The review, was ordered last year by Secretary of State for Justice Michael Gove, over concerns surrounding Muslim chaplains in UK prisons.
The Times newspaper reports that “it uncovered misogynistic and homophobic leaflets, hate tracts encouraging the murder of apostates and ultra-conservative Islamic literature preaching contempt for basic British values”.
It also found that the literature made available to inmates went through little or no scrutiny for suitability, meaning that potentially extremist material was able to be included
The report was completed last month but has not yet been cleared for publication.
The newspaper added that the impending publication has sparked “an urgent internal alert in the Ministry of Justice that warned of a risk of severe reputation al damage to the department”.
Last month, a Christian prison gardener who told gay people to ‘repent’ lost his legal challenge – after claiming he was unfairly persecuted for his faith.

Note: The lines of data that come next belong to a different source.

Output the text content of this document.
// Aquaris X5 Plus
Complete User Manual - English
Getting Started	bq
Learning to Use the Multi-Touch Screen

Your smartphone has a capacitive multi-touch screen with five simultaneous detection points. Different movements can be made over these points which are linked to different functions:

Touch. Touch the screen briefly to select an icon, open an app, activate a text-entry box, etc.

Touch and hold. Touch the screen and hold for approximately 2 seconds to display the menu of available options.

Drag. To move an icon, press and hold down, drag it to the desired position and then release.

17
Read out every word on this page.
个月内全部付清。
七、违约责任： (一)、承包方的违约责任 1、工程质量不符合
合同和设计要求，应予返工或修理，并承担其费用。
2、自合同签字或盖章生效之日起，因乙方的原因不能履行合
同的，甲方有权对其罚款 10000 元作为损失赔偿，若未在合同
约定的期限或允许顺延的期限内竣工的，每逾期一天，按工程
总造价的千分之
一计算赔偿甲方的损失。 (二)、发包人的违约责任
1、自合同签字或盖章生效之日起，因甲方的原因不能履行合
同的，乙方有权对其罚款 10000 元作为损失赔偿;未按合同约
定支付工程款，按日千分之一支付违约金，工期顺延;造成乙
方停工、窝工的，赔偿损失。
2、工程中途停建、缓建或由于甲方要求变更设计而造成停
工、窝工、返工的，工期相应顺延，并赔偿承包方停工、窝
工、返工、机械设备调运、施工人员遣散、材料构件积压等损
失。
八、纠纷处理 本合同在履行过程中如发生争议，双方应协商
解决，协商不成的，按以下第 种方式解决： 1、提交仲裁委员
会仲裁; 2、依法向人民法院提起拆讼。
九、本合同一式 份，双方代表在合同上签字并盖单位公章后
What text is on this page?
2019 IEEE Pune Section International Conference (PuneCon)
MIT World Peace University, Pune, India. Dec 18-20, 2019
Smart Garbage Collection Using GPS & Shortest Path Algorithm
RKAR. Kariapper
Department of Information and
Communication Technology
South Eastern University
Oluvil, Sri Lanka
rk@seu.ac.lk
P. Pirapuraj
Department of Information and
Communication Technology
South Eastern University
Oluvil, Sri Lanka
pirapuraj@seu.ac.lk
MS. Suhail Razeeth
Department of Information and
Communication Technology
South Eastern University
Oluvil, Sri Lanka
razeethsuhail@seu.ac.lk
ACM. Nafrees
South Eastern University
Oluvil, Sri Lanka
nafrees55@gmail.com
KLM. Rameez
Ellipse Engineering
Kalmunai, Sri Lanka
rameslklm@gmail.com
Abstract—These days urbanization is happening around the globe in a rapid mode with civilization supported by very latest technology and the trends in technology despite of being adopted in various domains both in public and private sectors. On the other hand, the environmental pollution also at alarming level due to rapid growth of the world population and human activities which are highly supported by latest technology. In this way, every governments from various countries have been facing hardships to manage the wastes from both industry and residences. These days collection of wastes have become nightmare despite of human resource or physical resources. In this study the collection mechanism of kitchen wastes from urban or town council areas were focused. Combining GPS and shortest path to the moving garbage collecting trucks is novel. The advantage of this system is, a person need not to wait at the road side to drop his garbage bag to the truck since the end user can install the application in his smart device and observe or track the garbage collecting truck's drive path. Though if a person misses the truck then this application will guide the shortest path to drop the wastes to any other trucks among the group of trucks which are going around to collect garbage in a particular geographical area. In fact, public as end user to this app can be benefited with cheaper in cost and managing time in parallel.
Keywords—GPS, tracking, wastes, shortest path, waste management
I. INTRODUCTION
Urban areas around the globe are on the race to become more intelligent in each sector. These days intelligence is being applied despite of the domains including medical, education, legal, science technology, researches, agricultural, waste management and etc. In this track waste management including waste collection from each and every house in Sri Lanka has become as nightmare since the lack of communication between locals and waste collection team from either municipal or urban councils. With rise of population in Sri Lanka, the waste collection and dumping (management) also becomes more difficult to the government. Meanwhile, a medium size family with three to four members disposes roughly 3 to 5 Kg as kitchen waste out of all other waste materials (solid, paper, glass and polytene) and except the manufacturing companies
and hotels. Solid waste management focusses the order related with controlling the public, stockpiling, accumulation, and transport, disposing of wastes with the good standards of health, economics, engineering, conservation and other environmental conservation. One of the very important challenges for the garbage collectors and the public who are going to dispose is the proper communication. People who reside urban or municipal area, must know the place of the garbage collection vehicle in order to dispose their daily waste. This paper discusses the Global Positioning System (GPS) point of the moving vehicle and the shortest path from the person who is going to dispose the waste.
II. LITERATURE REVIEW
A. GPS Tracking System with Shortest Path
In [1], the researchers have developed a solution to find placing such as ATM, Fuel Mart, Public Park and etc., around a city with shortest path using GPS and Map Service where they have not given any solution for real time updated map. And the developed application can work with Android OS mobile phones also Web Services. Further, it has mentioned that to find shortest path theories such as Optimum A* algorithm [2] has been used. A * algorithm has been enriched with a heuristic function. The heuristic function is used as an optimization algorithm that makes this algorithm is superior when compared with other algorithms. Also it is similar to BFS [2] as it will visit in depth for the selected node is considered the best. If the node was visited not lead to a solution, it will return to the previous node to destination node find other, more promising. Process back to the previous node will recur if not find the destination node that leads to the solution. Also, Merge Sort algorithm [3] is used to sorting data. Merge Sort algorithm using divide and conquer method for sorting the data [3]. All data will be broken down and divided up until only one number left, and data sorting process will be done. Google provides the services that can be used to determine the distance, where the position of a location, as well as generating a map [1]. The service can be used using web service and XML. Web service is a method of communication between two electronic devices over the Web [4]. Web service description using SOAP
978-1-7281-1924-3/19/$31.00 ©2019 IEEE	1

The row began when the gardener at HMP Littlehey in Bedfordshire, Barry Trayhorn, began helping with chapel services due to his work as a Pentecostal minister.
However during a chapel service in 2014, he told the “sexually immoral” and “men who have sex with men” that they must abandon their sins to “inherit the kingdom of God”.
After he was told to steer away from the subject he resigned, and took up legal action with the help of Christian charities, claiming that he was simply spreading “God’s word” and that he was being persecuted because of his views about “homosexual behaviour”.